In deze zaak gaat het om een hoger beroep van belanghebbende tegen de uitspraak van de rechtbank Gelderland, die de waarde van een appartement heeft vastgesteld op € 200.000. De heffingsambtenaar van de gemeente Arnhem had eerder de waarde vastgesteld op € 223.000 voor het kalenderjaar 2013, gebaseerd op de Wet waardering onroerende zaken (Wet WOZ). Belanghebbende, eigenaar van het appartement, betwist de vastgestelde waarde en stelt dat deze te hoog is, mede vanwege vochtproblemen in het appartement en onduidelijkheden over de eigendom van de bijbehorende straat. De rechtbank had het beroep van belanghebbende gegrond verklaard en de waarde verlaagd, maar de heffingsambtenaar ging in hoger beroep.

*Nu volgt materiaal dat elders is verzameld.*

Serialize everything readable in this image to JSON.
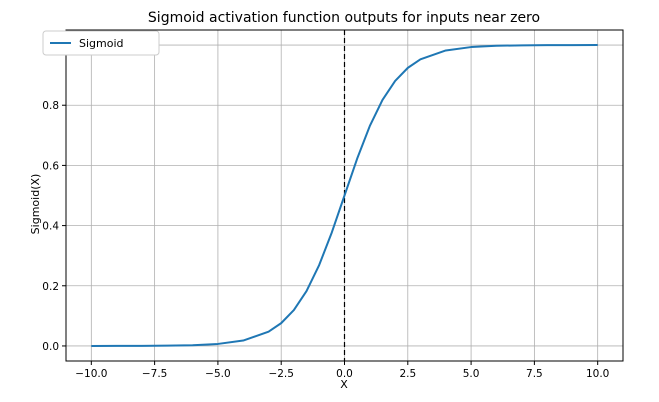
{
  "chart_data": {
    "type": "line",
    "title": "Sigmoid activation function outputs for inputs near zero",
    "xlabel": "X",
    "ylabel": "Sigmoid(X)",
    "xlim": [
      -11.0,
      11.0
    ],
    "ylim": [
      -0.05,
      1.05
    ],
    "x_ticks": [
      -10.0,
      -7.5,
      -5.0,
      -2.5,
      0.0,
      2.5,
      5.0,
      7.5,
      10.0
    ],
    "x_tick_labels": [
      "−10.0",
      "−7.5",
      "−5.0",
      "−2.5",
      "0.0",
      "2.5",
      "5.0",
      "7.5",
      "10.0"
    ],
    "y_ticks": [
      0.0,
      0.2,
      0.4,
      0.6,
      0.8,
      1.0
    ],
    "y_tick_labels": [
      "0.0",
      "0.2",
      "0.4",
      "0.6",
      "0.8",
      "1.0"
    ],
    "grid": true,
    "legend_position": "top-left",
    "series": [
      {
        "name": "Sigmoid",
        "color": "#1f77b4",
        "x": [
          -10,
          -9,
          -8,
          -7,
          -6,
          -5,
          -4,
          -3,
          -2.5,
          -2,
          -1.5,
          -1,
          -0.5,
          0,
          0.5,
          1,
          1.5,
          2,
          2.5,
          3,
          4,
          5,
          6,
          7,
          8,
          9,
          10
        ],
        "y": [
          0.0,
          0.0001,
          0.0003,
          0.0009,
          0.0025,
          0.0067,
          0.018,
          0.0474,
          0.0759,
          0.1192,
          0.1824,
          0.2689,
          0.3775,
          0.5,
          0.6225,
          0.7311,
          0.8176,
          0.8808,
          0.9241,
          0.9526,
          0.982,
          0.9933,
          0.9975,
          0.9991,
          0.9997,
          0.9999,
          1.0
        ]
      }
    ],
    "annotations": [
      {
        "type": "vline",
        "x": 0,
        "style": "dashed",
        "color": "#000000"
      }
    ]
  }
}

Tijdens de zitting op 21 januari 2016 in Arnhem zijn beide partijen gehoord. Belanghebbende voerde aan dat de heffingsambtenaar onvoldoende rekening had gehouden met de waardedrukkende invloed van de vochtproblemen en andere omstandigheden. De heffingsambtenaar verdedigde de waarde van € 200.000 en stelde dat deze in lijn lag met vergelijkbare woningen in het complex. Het hof oordeelde dat de heffingsambtenaar erin was geslaagd aannemelijk te maken dat de waarde niet te hoog was vastgesteld, en dat de rechtbank de waarde terecht had verlaagd.
Het hof concludeerde dat de heffingsambtenaar de waarde op de juiste wijze had vastgesteld en dat de argumenten van belanghebbende niet voldoende waren onderbouwd. Het hoger beroep werd ongegrond verklaard, en de uitspraak van de rechtbank werd bevestigd. De proceskosten werden niet toegewezen.